This test aimed to determine the effect of the prepared RSV lipid-based NPs formulations on the intestinal cell viability and cytotoxicity. The potential effects of both formulations on the human colorectal (HCT-116) cells were assessed by 3-(4,5-dimethylthiazol-2-yl)2,5 -diphenyl tetrazolium bromide (MTT) assay. Cells were seeded on 96-well plates (1 × 104 cells/well) and incubated at 37 °C under a humidified atmosphere of 5% CO2 for 24 h. The cell medium was then changed to serum free medium (SFM) alone or SFM containing RVS loaded liposomal NPs and chitosomes nano-formulation in different drug concentrations (1.95, 3.91, 7.81, 15.63, 31.21, 62.5, 125 and 250 μM) and incubated for 72 h at 37 °C. Each formulation was compared with a drug-free carrier as a negative control. After incubation, SFM in the control and test wells were replaced by 100 μL/well of MTT solution (0.5 mg/ml) in PBS and incubated at 37 °C for another 3 h. The MTT solution was removed and the purple formazan crystals formed at the bottom of the wells were dissolved using 100 μL DMSO/well with shaking for 2 h at room temperature. The intensity of the color obtained was measured at 549 nm using a microplate reader (ELX 800; Bio-Tek Instruments, Winooski, VT, USA). Data, expressed as the percentages of viable cells, were compared to the survival of a control group. Values of the half maximal inhibitory concentration (IC50) were also estimated. Cells treated with DMSO only were defined as 100%.

Results

A great number of pharmacologically active compounds do not reach the commercialization step simply because of their limited oral bioavailability that is attributed to inadequate dissolution rate. A substantial problem that is currently confronting the pharmaceutical industry for drugs of limited aqueous solubility is mainly attributed to their limited dissolution rate [7]. Also, during the first-pass metabolism phenomenon, the fraction of drug administered is lost during the absorption process due to the liver and/or gut wall metabolism. Accordingly, the drug concentration is greatly reduced before reaching the systemic circulation [35].
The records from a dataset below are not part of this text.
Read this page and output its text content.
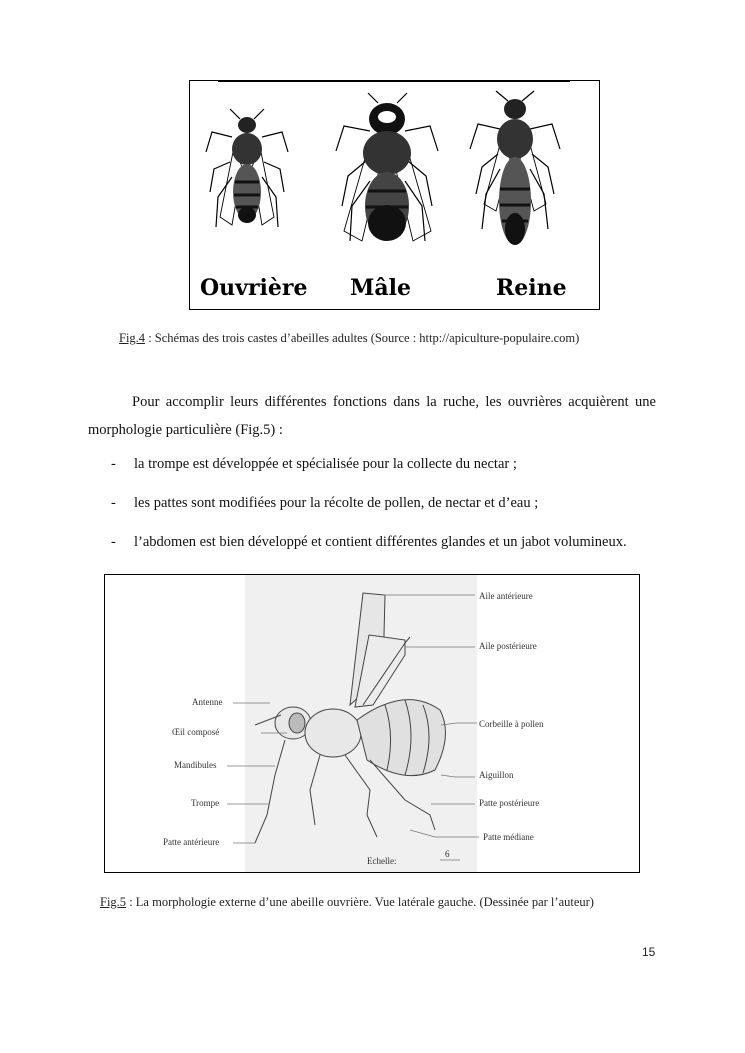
Ouvrière Mâle	Reine
Fig.4 : Schémas des trois castes d’abeilles adultes (Source : http://apiculture-populaire.com)
Pour accomplir leurs différentes fonctions dans la ruche, les ouvrières acquièrent une morphologie particulière (Fig.5) :
- la trompe est développée et spécialisée pour la collecte du nectar ;
- les pattes sont modifiées pour la récolte de pollen, de nectar et d’eau ;
- l’abdomen est bien développé et contient différentes glandes et un jabot volumineux.
Aile antérieure
Aile postérieure
Antenne
Œil composé
Mandibules
Trompe
Patte antérieure
Corbeille à pollen
Aiguillon
Patte postérieure
Patte médiane
Echelle:
6
Fig.5 : La morphologie externe d’une abeille ouvrière. Vue latérale gauche. (Dessinée par l’auteur)
15
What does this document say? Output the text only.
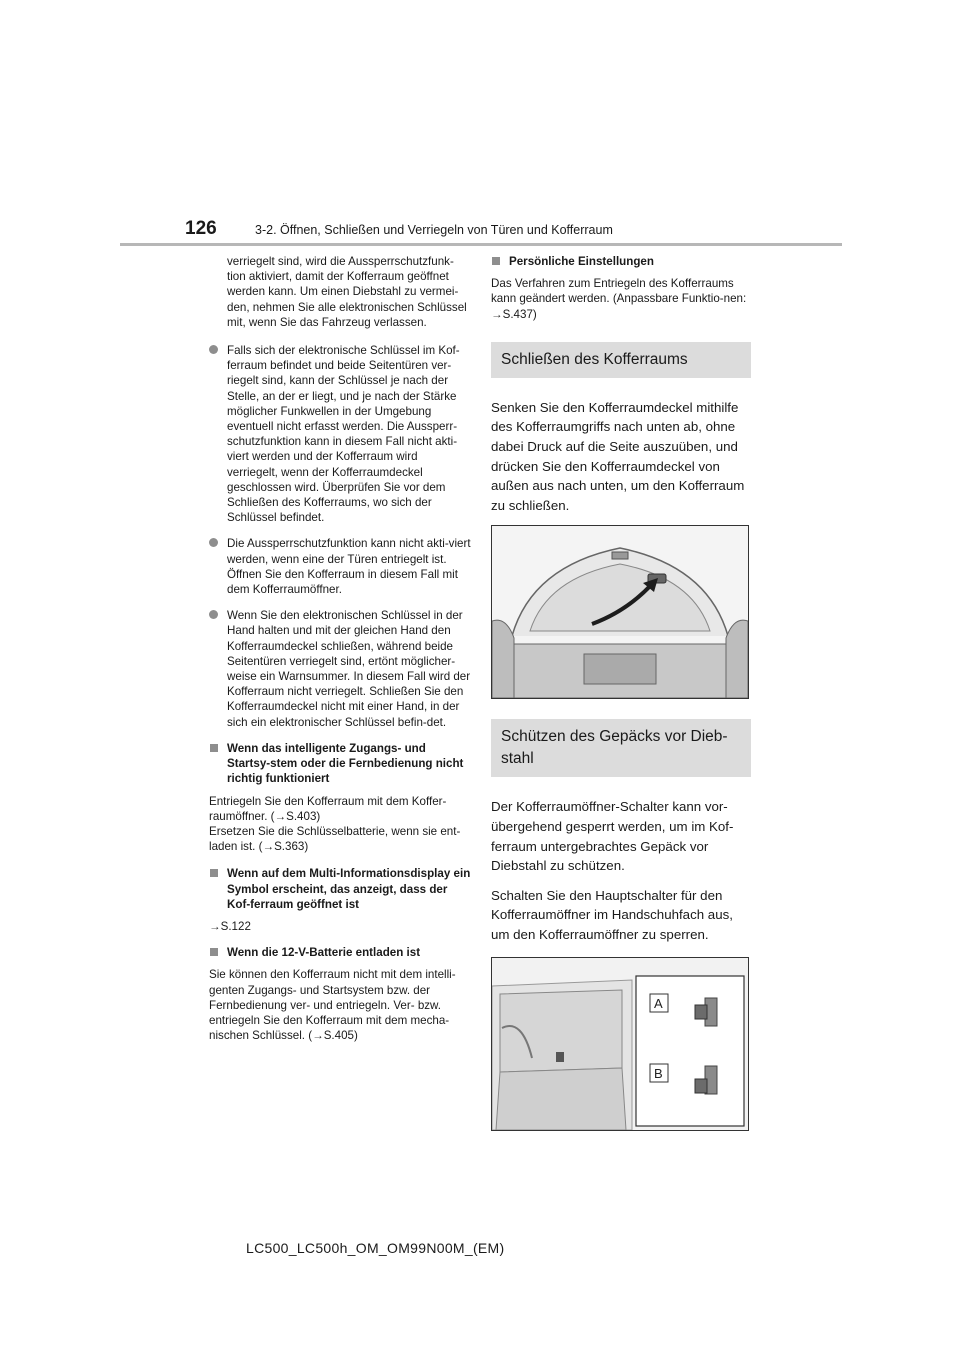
126	3-2. Öffnen, Schließen und Verriegeln von Türen und Kofferraum

verriegelt sind, wird die Aussperrschutzfunk-tion aktiviert, damit der Kofferraum geöffnet werden kann. Um einen Diebstahl zu vermei-den, nehmen Sie alle elektronischen Schlüssel mit, wenn Sie das Fahrzeug verlassen.

Falls sich der elektronische Schlüssel im Kof-ferraum befindet und beide Seitentüren ver-riegelt sind, kann der Schlüssel je nach der Stelle, an der er liegt, und je nach der Stärke möglicher Funkwellen in der Umgebung eventuell nicht erfasst werden. Die Aussperr-schutzfunktion kann in diesem Fall nicht akti-viert werden und der Kofferraum wird verriegelt, wenn der Kofferraumdeckel geschlossen wird. Überprüfen Sie vor dem Schließen des Kofferraums, wo sich der Schlüssel befindet.
Die Aussperrschutzfunktion kann nicht akti-viert werden, wenn eine der Türen entriegelt ist. Öffnen Sie den Kofferraum in diesem Fall mit dem Kofferraumöffner.
Wenn Sie den elektronischen Schlüssel in der Hand halten und mit der gleichen Hand den Kofferraumdeckel schließen, während beide Seitentüren verriegelt sind, ertönt möglicher-weise ein Warnsummer. In diesem Fall wird der Kofferraum nicht verriegelt. Schließen Sie den Kofferraumdeckel nicht mit einer Hand, in der sich ein elektronischer Schlüssel befin-det.
Wenn das intelligente Zugangs- und Startsy-stem oder die Fernbedienung nicht richtig funktioniert
Entriegeln Sie den Kofferraum mit dem Koffer-raumöffner. (→S.403)

Ersetzen Sie die Schlüsselbatterie, wenn sie ent-laden ist. (→S.363)

Wenn auf dem Multi-Informationsdisplay ein Symbol erscheint, das anzeigt, dass der Kof-ferraum geöffnet ist

→S.122

Wenn die 12-V-Batterie entladen ist

Sie können den Kofferraum nicht mit dem intelli-genten Zugangs- und Startsystem bzw. der Fernbedienung ver- und entriegeln. Ver- bzw. entriegeln Sie den Kofferraum mit dem mecha-nischen Schlüssel. (→S.405)

Persönliche Einstellungen

Das Verfahren zum Entriegeln des Kofferraums kann geändert werden. (Anpassbare Funktio-nen: →S.437)

Schließen des Kofferraums

Senken Sie den Kofferraumdeckel mithilfe des Kofferraumgriffs nach unten ab, ohne dabei Druck auf die Seite auszuüben, und drücken Sie den Kofferraumdeckel von außen aus nach unten, um den Kofferraum zu schließen.

Schützen des Gepäcks vor Dieb-stahl

Der Kofferraumöffner-Schalter kann vor-übergehend gesperrt werden, um im Kof-ferraum untergebrachtes Gepäck vor Diebstahl zu schützen.

Schalten Sie den Hauptschalter für den Kofferraumöffner im Handschuhfach aus, um den Kofferraumöffner zu sperren.

A
B
LC500_LC500h_OM_OM99N00M_(EM)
Chitosan-based NPs have been successfully developed and reported to have wide applications especially in oral drug delivery [15, 19, 28, 41]. The reported benefits include; enhancing transport of active pharmaceutical ingredients across the intestinal epithelial cell layer, protection of insulin against degradation in the gastrointestinal fluid, enhancement of bioavailability and improvement of aqueous drug solubility. In this study, flexible liposomal NPs and their corresponding chitosomes nano-formulation loaded with RSV were prepared to develop new nanocarrier systems suitable to investigate their role in intestinal cells cytotoxicity and improving RSV bioavailability.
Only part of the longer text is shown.